И тогда Леха Никодимов понял про себя все и содрогнулся от жалости. Мало в нем атмосфер, видно, не держат сальники, прохудились с возрастом, разболтались-истрепались от частых ударов дерганой жизни, травят наружу ценное давление. А от этого уже и вялость, и хилость, общее недомогание. Даже ругается Леха через силу, матерится неизобретательно, а это уж верный признак: давление на нуле.
2
Шла по парку кругленькая старушка в синем, до полу, халате.

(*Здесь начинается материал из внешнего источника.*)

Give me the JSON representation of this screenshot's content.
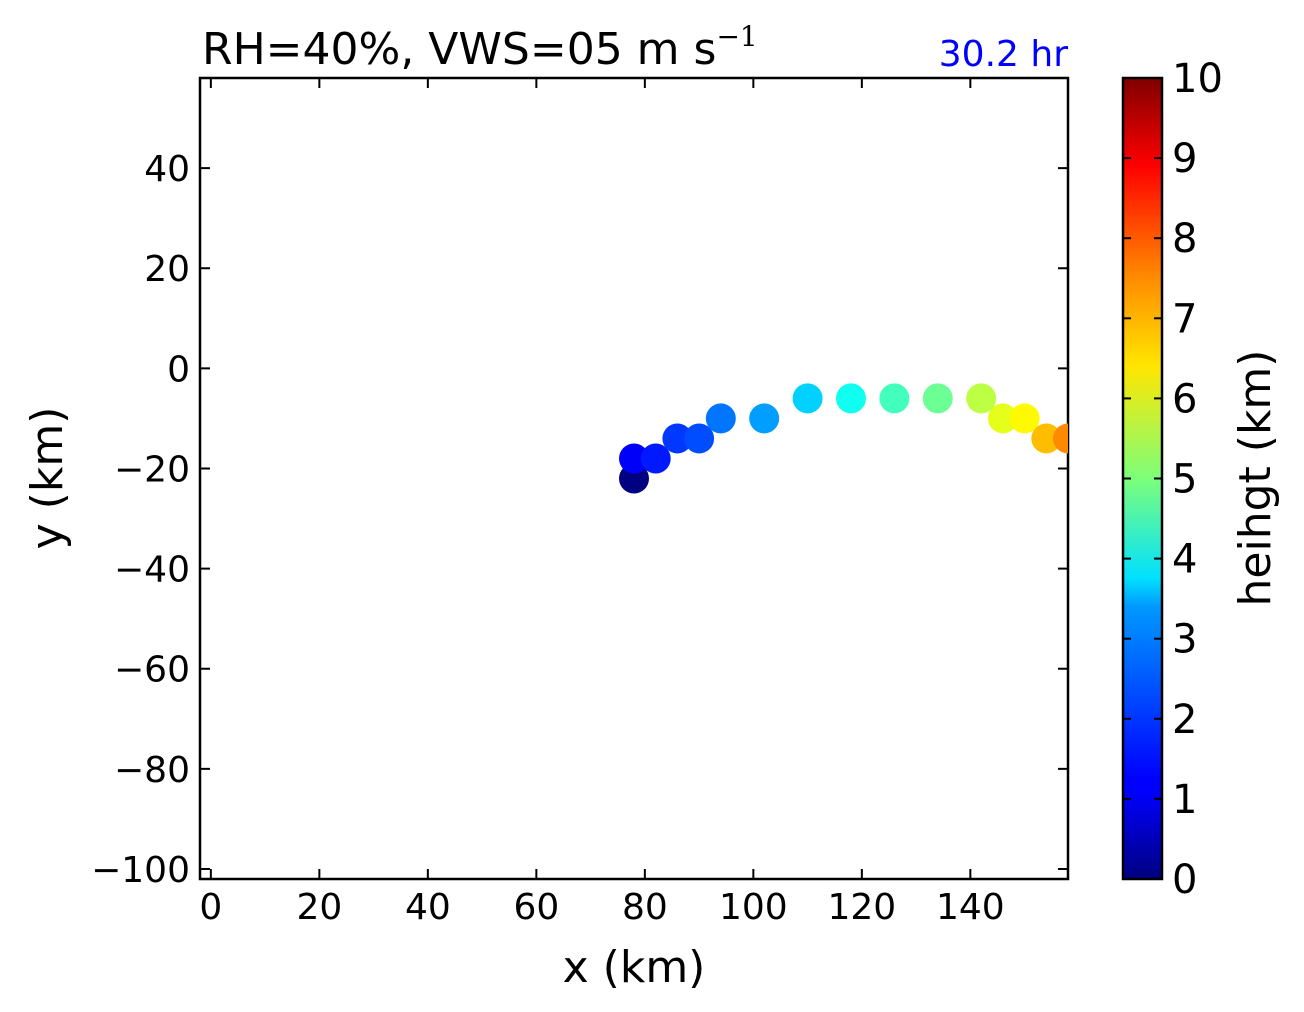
{
  "chart_data": {
    "type": "scatter",
    "title": "RH=40%, VWS=05 m s",
    "title_superscript": "−1",
    "time_label": "30.2 hr",
    "time_label_color": "#0000ff",
    "xlabel": "x (km)",
    "ylabel": "y (km)",
    "xlim": [
      -2,
      158
    ],
    "ylim": [
      -102,
      58
    ],
    "xticks": [
      0,
      20,
      40,
      60,
      80,
      100,
      120,
      140
    ],
    "xtick_labels": [
      "0",
      "20",
      "40",
      "60",
      "80",
      "100",
      "120",
      "140"
    ],
    "yticks": [
      40,
      20,
      0,
      -20,
      -40,
      -60,
      -80,
      -100
    ],
    "ytick_labels": [
      "40",
      "20",
      "0",
      "−20",
      "−40",
      "−60",
      "−80",
      "−100"
    ],
    "grid": false,
    "colormap": "jet",
    "colorbar": {
      "label": "heihgt (km)",
      "range": [
        0,
        10
      ],
      "ticks": [
        0,
        1,
        2,
        3,
        4,
        5,
        6,
        7,
        8,
        9,
        10
      ],
      "tick_labels": [
        "0",
        "1",
        "2",
        "3",
        "4",
        "5",
        "6",
        "7",
        "8",
        "9",
        "10"
      ]
    },
    "points": [
      {
        "x": 78,
        "y": -22,
        "height": 0.0
      },
      {
        "x": 78,
        "y": -18,
        "height": 1.2
      },
      {
        "x": 82,
        "y": -18,
        "height": 1.5
      },
      {
        "x": 86,
        "y": -14,
        "height": 1.8
      },
      {
        "x": 90,
        "y": -14,
        "height": 2.0
      },
      {
        "x": 94,
        "y": -10,
        "height": 2.4
      },
      {
        "x": 102,
        "y": -10,
        "height": 2.8
      },
      {
        "x": 110,
        "y": -6,
        "height": 3.3
      },
      {
        "x": 118,
        "y": -6,
        "height": 3.9
      },
      {
        "x": 126,
        "y": -6,
        "height": 4.4
      },
      {
        "x": 134,
        "y": -6,
        "height": 4.8
      },
      {
        "x": 142,
        "y": -6,
        "height": 5.6
      },
      {
        "x": 146,
        "y": -10,
        "height": 6.0
      },
      {
        "x": 150,
        "y": -10,
        "height": 6.3
      },
      {
        "x": 154,
        "y": -14,
        "height": 6.9
      },
      {
        "x": 158,
        "y": -14,
        "height": 7.4
      }
    ]
  }
}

Личико пухлое, умильное, ручки сложены на животике, один глаз обмазан кругом густой зеленкой. Шла – приплясывала на ходу. Шла – лучилась радостными морщинками. Сообщала кому ни попадя:
– Видю! Видю, милок! Видю!..
Углядела Леху на заборе, подошла, дернула за штанину:
– Видю!
– А?.. – дрогнул Леха.
– Видю, – объяснила старушка. – Ёш твою маковку! Вечор сняли повязку, я и видю.
Такая ласковая, такая мягкая, бархатная такая старушка. И умыта чистенько, и причесана гладенько, и ругается по вкусному. Ишь чего удумала: ёш твою маковку!
Леха с трудом сполз с забора, устало привалился к дереву, зашевелил онемелыми пальцами.